Итак, авторская маска становится важнейшей категорией постмодернизма, и вслед за К. Малмгреном внимание ей начинают уделять и отечественные исследователи. При этом содержание термина на «русской» почве принципиально разнится: если у И. Скоропановой «гиперперсонажная маска» предполагает наличие в тексте рассказчика, собранного как коллаж из цитат разных дискурсов, всячески подвергающегося пародированию и не являющегося полнокровным художественным образом [см.: 468], то для И.П. Ильина, впервые прокомментировавшего понятие К. Малмгрена, авторская маска, напротив, является связующим центром, уберегающим произведение от коммуникативного провала. Однако, на наш взгляд, введенная постмодернистской теорией дефиниция «авторской маски», обозначающая, по сути, авторскую объективированную волю, оказывающуюся неким «посредником» текста и автора, обозначает в принципе ту же самую инстанцию, которая в нарратологии именуется «фиктивным автором» [546]. И здесь, разумеется, вполне очевидна терминологическая двойственность при обозначении одного и того же явления, а также малоубедительность объяснения внутритекстового авторского комментария специфической «коммуникативной стратегией».

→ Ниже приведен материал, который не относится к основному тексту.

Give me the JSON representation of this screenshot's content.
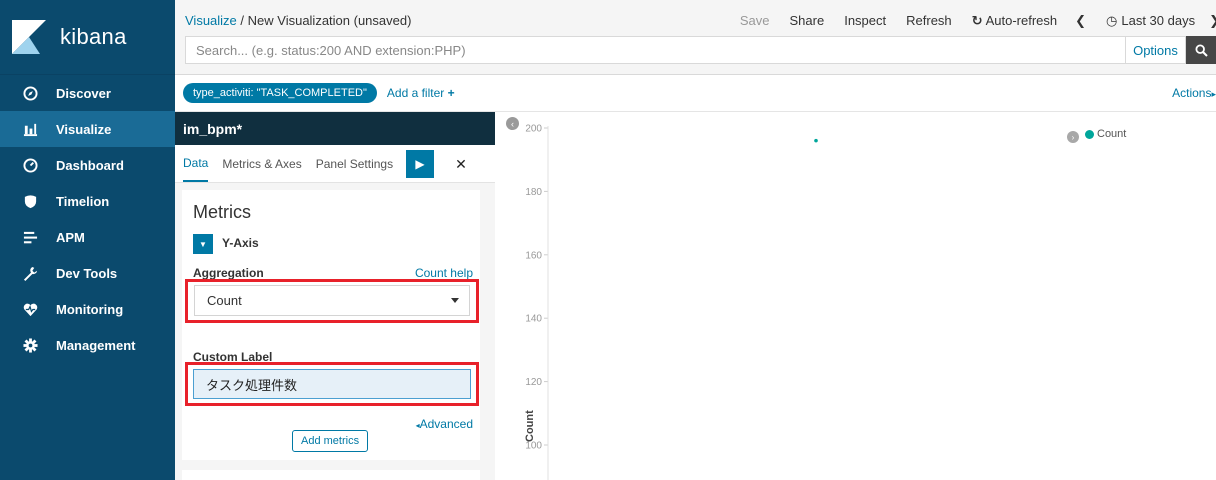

Кроме того, проецирование понятия, применяемого для характеристики сугубо американского постмодернизма, на контекст российский, как это делают И. Скоропанова, М. Липовецкий (заметим, что специальных рассуждений по поводу специфики данной дефиниции у Липовецкого нет, он отождествляет маску автора с авторами-повествователями [287, с.309]), В. Карпова, Н. Тюленева и др. [238; 287; 468; 507], отнюдь не свидетельствуют о специфичности и беспрецедентности авторской маски как явления поэтики лишь западной литературы. Мало того, взаимоотношения между автором и героем, а соответственно - и читателем, весьма прихотливо складывались и в русской классической литературе, развиваясь в направлении обнажения игровой природы соотношения «автор - персонаж»: приём маскирования автора под «издателя» чужих записок, повествователя и др., демонстрирующий разные степени «остраненности» автора от сотворенной им реальности, активно использовался ещё в отечественной литературе конца XVIII-XIX вв., в связи с чем можно утверждать, что приоритет в эксплуатировании авторской маски принадлежит отнюдь не постмодернистам.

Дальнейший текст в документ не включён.